The common explanation is this: If the conductor has a net charge, then the charges repel each other until they arrange themselves symmetrically around the outside of the sphere, and if you do the math the electric field will cancel out everywhere inside the conducting sphere.

Alright, but what if the charge is placed on a point outside of the sphere instead of on the sphere? If you keep the charge separate from the conducting sphere, then the charges won't be able to arrange themselves symmetrically around the sphere to make the electric field inside the conductor cancel out. What keeps the electric field inside the conductor zero in this case?

 

[Doc Al]

If you keep the charge separate from the conducting sphere, then the charges won't be able to arrange themselves symmetrically around the sphere to make the electric field inside the conductor cancel out.

The charges within the conducting sphere will arrange themselves so that they cancel any imposed field from the charges outside the sphere. That rearrangement will not be symmetric.

 

[OmegaKV]

The charges within the conducting sphere will arrange themselves so that they cancel any imposed field from the charges outside the sphere. That rearrangement will not be symmetric.

Interesting, I hadn't previously considered that there are charges on the conductor when it is electrically neutral.

 

[Doc Al]

I hadn't previously considered that there are charges on the conductor when it is electrically neutral.

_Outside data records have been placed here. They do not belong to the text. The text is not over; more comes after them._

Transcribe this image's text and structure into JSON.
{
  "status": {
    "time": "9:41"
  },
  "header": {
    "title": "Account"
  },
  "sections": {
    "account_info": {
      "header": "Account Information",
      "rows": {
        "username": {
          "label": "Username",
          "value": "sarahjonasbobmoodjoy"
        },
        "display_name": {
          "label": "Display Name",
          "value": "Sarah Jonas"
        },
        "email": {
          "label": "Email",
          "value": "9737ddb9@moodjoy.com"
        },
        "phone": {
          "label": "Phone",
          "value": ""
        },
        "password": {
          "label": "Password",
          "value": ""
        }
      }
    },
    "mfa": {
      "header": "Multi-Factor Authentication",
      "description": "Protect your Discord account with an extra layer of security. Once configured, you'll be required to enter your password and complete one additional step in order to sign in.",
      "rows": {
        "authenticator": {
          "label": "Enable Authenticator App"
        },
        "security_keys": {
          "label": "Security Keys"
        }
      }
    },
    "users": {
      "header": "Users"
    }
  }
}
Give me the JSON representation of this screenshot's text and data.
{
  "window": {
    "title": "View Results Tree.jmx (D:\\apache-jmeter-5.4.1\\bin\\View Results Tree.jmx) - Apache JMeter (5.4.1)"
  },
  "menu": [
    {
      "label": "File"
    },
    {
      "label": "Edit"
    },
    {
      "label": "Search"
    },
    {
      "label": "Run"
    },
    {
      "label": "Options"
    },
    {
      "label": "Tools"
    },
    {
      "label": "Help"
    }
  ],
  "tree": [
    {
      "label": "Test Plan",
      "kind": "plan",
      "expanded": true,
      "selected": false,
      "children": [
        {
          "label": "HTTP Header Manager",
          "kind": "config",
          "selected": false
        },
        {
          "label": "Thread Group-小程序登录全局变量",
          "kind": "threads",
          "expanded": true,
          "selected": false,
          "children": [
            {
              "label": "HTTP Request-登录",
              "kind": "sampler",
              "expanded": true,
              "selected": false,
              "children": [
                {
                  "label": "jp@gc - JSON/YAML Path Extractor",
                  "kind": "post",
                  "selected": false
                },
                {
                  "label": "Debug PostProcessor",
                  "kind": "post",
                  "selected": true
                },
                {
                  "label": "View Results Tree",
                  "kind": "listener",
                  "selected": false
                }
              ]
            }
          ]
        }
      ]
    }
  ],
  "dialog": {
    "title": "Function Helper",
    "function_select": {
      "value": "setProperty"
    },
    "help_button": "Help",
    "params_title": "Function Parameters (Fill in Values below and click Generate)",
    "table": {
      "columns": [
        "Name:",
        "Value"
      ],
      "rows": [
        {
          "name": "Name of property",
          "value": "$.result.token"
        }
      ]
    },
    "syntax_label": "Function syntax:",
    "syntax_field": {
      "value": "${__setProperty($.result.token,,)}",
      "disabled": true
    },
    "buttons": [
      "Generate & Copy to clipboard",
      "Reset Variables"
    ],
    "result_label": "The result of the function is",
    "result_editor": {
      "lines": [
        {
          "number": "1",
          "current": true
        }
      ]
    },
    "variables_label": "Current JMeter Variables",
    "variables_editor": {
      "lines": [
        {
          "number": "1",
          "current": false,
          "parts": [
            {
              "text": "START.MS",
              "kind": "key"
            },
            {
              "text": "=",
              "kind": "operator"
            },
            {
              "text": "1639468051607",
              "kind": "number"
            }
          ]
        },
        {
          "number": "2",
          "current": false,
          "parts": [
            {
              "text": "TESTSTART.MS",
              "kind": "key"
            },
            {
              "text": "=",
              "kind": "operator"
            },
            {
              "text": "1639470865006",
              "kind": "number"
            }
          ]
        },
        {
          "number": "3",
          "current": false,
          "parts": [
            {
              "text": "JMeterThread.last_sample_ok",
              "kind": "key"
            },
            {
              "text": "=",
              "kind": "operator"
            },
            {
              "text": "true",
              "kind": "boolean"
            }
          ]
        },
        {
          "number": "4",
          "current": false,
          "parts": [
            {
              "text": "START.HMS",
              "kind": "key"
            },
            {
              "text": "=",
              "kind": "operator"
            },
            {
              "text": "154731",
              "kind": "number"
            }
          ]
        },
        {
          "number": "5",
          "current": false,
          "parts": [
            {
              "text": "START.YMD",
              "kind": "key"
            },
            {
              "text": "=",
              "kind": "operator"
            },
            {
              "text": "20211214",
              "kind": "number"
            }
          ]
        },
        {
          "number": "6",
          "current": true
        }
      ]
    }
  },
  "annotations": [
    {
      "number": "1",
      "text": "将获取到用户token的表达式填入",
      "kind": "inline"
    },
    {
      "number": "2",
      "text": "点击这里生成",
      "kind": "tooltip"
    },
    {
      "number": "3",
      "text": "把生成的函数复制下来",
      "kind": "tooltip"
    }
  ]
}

Sure. What makes a conductor a conductor is the presence of mobile charge carriers (such as electrons) that can move easily in response to an imposed field. In the electrostatic case, the charges will move until the imposed field is canceled.

 

[vanhees71]

It's a mathematical theorem of potential theory. In the case of the sphere you can find the Green's function analytically, using the method of "image charges". You'll find that in the case that charges are present only outside of the sphere the field inside is 0.